Michael P. Marking has developed systems for aircraft, factory automation, image manipulation, and secure, distributed transaction processing. He can be reached at Post Office Box 8039, Scottsdale, Arizona 85252-8039.
Group 3 encoding, used by most facsimile machines and optionally for TIFF image files, has become a common encoding technique for raster images. Here I'll describe a scheme for decoding entire bytes of a Group 3 image at once, rather than a bit at a time. This scheme is considerably faster than bit-oriented neutral schemes, but requires additional memory (for the decoding tables).
Group 3 encoding (defined by the CCITT specification listed in the bibliography) encodes each scan line or row of pixels using a Huffman technique. The codewords are predefined and fixed. Each codeword represents a run of black pixels, a run of white pixels, or an end-of-line (EOL). Fill bits (zeroes) may follow each line to allow the fax imaging mechanism a certain minimum printing time. TIFF files dispense with the EOL codes, but align each row on a byte boundary. Other non-fax applications bring their own variations to Group 3 practice.
Group 3 encoding efficiency varies with the type of image, because the fixed code set represents a compromise. (One should view the specification as nearly optimal in an economic or engineering sense, rather than in a mathematical sense.)
For text and line art images, a ratio between the sizes of the unencoded (bitmap) and encoded images of from 10:1 to 30:1 is typical. However, for scanned complex images such as photographs without dithering expect ratios from 1.5:1 to 3:1.
Both encoding and decoding require extensive bit manipulation, an activity at which few general-purpose processors are adept.
My procedure avoids this bit manipulation by decoding all possible inputs in advance rather than at run time much like table-driven CRC computations.
Table 1 lists the codewords as defined by the CCITT specification. Because the standard defines separate sets of codewords for white runs and for black runs, during decoding one must know whether the current run is white or black. (Warning: sometimes images are stored as negatives, requiring inversion of all bits to create a positive.) Each row is assumed to begin with a white run, which may be of zero length. There are two classes of codewords: "terminating" and "makeup". A run is always encoded as zero or more makeup codewords followed by exactly one terminating codeword. The run's length is the sum of the lengths represented by the separate codewords.

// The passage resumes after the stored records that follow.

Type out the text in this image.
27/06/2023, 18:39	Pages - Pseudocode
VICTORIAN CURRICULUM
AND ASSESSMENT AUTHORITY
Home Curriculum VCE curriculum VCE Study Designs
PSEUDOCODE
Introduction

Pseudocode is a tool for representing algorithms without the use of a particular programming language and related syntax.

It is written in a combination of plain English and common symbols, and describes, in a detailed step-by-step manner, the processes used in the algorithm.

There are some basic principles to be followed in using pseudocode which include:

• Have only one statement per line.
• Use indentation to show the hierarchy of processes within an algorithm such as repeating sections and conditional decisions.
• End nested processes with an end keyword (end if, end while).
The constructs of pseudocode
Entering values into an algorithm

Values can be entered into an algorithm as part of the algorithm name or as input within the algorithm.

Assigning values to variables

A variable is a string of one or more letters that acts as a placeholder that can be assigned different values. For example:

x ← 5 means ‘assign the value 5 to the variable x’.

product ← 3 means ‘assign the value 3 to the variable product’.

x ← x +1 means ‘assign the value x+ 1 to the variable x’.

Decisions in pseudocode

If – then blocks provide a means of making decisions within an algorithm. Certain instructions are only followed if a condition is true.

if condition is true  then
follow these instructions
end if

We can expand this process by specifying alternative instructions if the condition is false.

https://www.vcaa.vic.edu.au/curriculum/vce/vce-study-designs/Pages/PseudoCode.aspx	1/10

To understand the decoding process, examine the fragment of a naive decoding program in Listing 1. This algorithm is simple and compact, but slow.
The best implementation of the routine next_bit (), which returns 0 or 1 as the next bit of the input image, will vary among machines, but will probably employ a rotating mask or an indexed set of masks.
Listing 2 shows the faster byte-wide method I promised. This method depends on two precomputed tables, the branch table and the action table. Like a state machine, this algorithm examines the next byte of the encoded image during each cycle, and then (depending on the algorithm's current state) executes zero or more actions and assumes a new state.
There are 216 states, corresponding to the 216 rows of the branch table. The incoming byte is used to select the column of the branch table. The value at the row-column coordinate is the offset into the action table at which the activity sequence for that combination is located.
Another warning: Some files assume that the bits within a byte are to be processed beginning with the least significant. In that case, you must flip the bits end-for-end before using the byte as an index. You can do this quickly by indexing into an appropriate 256-byte array. Alternatively, you can build the assumption into the tables.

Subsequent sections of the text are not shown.